Condivido le tue valutazioni. A scuola la musica è scarsamente insegnata e, quando lo è, viene concepita come apprendistato tecnico (il solito corso di clarinetto o di chitarra…) o, al più, come Storia istituzionale (la musica classica!). Io stesso ho dovuto affrontare qualche scetticismo e ipercriticità nel proporre le mie lezioni-concerto, perché relative alla musica pop, rock e d’autore contemporanea, e basate sulla riesecuzione e interpretazione vocale dei brani stessi ( è semmai più tollerata la semplice storicizzazione). I problemi coinvolti sono di due tipi. Da un lato c’è una visione museale del sapere, per cui conta solo ciò che è già “passato in giudicato” e può quindi essere conservato e trasmesso, con una forte penalizzazione del contemporaneo. Dall’altro, ancor più grave, c’è una didattica con finalità esclusivamente intellettualistiche, che non si preoccupa di educare il “cuore”, la sensibilità – anche estetica – degli studenti, e quindi non li coinvolge in esperienze di ascolto e percezione, emotivamente forti e partecipative.

Vivo e lavoro (per passione) nel web, e ho sperimentato la potenza del mezzo divulgativo e la facilità dell’elemento organizzativo. Quanto è importante per te utilizzare internet, e quali sono gli aspetti negativi per te più evidenti?

Credo che ad ogni aumento di potenza corrisponda un aumento di opportunità ma anche di pericoli, come vediamo dagli stessi sviluppi della tecnologia. Internet rappresenta quindi una rivoluzione paragonabile a quella della Stampa di Gutenberg, che conduce all’immane guadagno di una divulgazione scientifica, artistica e culturale in genere aperta a tutti, in cui io stesso mi muovo e a cui attingo, come si vede dalla scelta di pubblicare “Working Class” in Rete. Ma presenta anche il limite di dare amplificazione a forme di comunicazione talvolta banali, incontrollabili e deresponsabilizzanti. Spero quindi che il tempo porterà ad un’autoregolamentazione etica sempre più efficace, limitando il rischio che l’aumento della comunicazione in estensione porti ad un suo radicale impoverimento, rischio peraltro già strutturale alla velocità del mezzo, che comporta una evidente contrazione dei passaggi linguistici e argomentativi.

La poesia, le parole, le immagini, la musica... elementi essenziali che ci accompagnano nel nostro percorso di vita. Eppure della cultura in senso lato si sente parlare - molto -  solo in determinati momenti, quando fa più comodo. E’ una visione troppo pessimistica la mia?

Forse sì, perché la “cultura” nel senso più profondo, e cioè antropologico, è coessenziale all’umanità, che non ne potrà, né mai ha potuto, farne a meno. Mi spiego meglio: se noi ipotizzassimo, per un attimo, la scomparsa di tutti i mezzi espressivi attualmente a disposizione, e quindi immagini, suoni, colori, gesti e parole, resterebbe che un essere umano in tali condizioni ancora sentirebbe, penserebbe, gioirebbe o si rattristerebbe, e quindi ancora sarebbe un soggetto “culturale” che, invece di suoni, colori o parole…, forse genererebbe semplici vibrazioni… Insomma, come sottolineano gli anglosassoni, la cultura è il modo in cui viviamo, mangiamo, preghiamo, ci divertiamo, pensiamo la nostra condizione… E’ però vero che la qualità culturale del presente è fortemente influenzata dalla visione che pone al vertice dei valori quelli economici, e quindi risulta impoverita di molteplici altri aspetti (per esempio ludici ed espressivi) essenziali alla nostra vita.

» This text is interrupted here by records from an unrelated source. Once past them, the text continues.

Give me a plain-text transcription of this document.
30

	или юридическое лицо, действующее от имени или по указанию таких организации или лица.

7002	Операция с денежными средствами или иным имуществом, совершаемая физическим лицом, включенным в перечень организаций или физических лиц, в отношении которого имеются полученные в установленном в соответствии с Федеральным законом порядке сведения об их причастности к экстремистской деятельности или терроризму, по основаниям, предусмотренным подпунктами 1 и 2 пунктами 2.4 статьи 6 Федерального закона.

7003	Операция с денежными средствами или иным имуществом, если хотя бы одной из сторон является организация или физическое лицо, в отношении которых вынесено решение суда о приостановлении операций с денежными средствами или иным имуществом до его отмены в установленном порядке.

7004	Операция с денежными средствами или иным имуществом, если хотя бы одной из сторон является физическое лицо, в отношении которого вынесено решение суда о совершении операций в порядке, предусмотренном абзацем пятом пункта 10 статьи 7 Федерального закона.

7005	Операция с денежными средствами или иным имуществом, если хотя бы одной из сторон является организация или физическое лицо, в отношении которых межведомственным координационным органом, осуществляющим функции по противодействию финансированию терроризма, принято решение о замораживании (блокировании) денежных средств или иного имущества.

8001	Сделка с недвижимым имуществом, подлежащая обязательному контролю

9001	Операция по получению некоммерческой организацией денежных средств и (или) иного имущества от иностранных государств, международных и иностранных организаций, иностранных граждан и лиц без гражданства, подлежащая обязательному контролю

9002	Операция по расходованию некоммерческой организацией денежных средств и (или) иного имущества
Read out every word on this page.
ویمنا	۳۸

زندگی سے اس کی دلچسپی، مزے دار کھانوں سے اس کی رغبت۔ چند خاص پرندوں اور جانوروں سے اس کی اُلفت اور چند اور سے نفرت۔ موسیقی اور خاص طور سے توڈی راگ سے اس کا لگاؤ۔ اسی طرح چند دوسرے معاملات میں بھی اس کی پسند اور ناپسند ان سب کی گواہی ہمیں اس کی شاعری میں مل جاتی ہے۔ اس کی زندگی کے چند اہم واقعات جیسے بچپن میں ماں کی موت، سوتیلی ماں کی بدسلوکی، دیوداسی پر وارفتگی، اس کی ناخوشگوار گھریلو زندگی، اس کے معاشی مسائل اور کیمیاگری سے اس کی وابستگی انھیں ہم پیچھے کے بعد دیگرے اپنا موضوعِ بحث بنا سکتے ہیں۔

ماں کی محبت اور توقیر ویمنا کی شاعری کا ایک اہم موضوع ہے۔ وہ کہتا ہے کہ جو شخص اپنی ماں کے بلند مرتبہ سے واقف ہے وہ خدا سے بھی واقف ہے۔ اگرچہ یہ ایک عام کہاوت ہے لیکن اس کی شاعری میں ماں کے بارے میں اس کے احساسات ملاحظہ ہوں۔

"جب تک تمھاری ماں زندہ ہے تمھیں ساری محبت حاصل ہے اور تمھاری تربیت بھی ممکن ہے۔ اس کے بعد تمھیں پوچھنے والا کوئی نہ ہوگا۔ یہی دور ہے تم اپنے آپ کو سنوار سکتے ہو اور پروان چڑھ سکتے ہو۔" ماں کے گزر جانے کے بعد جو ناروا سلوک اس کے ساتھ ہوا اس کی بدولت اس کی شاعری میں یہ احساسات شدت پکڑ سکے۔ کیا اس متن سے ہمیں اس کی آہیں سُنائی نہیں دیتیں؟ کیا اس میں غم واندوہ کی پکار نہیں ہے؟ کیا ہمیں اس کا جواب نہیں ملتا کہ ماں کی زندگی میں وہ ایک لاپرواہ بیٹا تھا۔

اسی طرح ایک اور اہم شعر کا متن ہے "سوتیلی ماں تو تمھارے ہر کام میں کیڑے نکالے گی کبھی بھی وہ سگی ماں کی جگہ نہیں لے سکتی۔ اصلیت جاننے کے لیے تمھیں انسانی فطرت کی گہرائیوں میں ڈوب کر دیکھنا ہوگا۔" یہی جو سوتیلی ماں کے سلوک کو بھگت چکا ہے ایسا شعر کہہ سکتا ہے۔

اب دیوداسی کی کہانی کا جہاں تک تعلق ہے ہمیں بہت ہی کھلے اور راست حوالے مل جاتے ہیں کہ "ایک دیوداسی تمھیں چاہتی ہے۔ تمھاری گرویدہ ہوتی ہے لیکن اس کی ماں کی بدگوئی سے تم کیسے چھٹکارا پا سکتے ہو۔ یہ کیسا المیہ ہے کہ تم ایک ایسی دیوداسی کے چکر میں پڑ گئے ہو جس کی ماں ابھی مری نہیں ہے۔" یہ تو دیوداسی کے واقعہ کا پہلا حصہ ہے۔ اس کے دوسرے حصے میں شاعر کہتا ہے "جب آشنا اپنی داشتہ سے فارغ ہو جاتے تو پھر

Come nasce il progetto “Working Class”?

Come per altre esperienze, mi piace cristallizzarle in un’”opera”, quando giungono ad un certo compimento, utilizzando il materiale raccolto durante la loro realizzazione. Così si può dire che il progetto “Working Class” abbia accompagnato il mio tour di lezioni-concerto dal 2004 ad oggi. Nel corso di questi live sul territorio infatti, a contatto col pubblico più vario delle scuole, dei teatri, di Centri Culturali e Terza Università, ho sempre raccolto la documentazione che amici, colleghi, fonici, video operatori (uno speciale ringraziamento va a mia sorella Augusta che ha seguito e ripreso tutto il tour), andavano realizzando, e alla fine ne ho ricavato un archivio cospicuo, da cui ho selezionato gli estratti più significativi in relazione ai diversi temi trattati. Alla fine si tratta di una ottantina di brani simbolo della canzone italiana, reinterpretati a modo mio e, soprattutto, storicizzati e contestualizzati a tracciare una storia sociale e del costume del Novecento in Italia, con particolare attenzione al periodo che va dagli anni ’50 ad oggi. La selezione e poi il montaggio delle immagini sono stati faticosissimi, perché le riprese effettuate sono molto “on the road”, girate in presa diretta e a volte casuali, ma è proprio questo che differenzia e caratterizza la mia proposta rispetto al circuito del puro consumo musicale, il suo proporsi come ricerca e momento di educazione anche estetica, testimoniando che musica non è solo intrattenimento ma anche apprendimento, crescita, formazione. “Working Class” documenta così l’interpretazione, l’interazione col pubblico, il discorso di storicizzazione a partire dalla canzone. Il tutto è ora disponibile sui siti www.claudiosottocornola-claude.com  e www.cld-claudeproductions.com , nonché sul canale CLDclaudeproductions di Youtube , e lo sarà successivamente anche in versione cofanetto dvd.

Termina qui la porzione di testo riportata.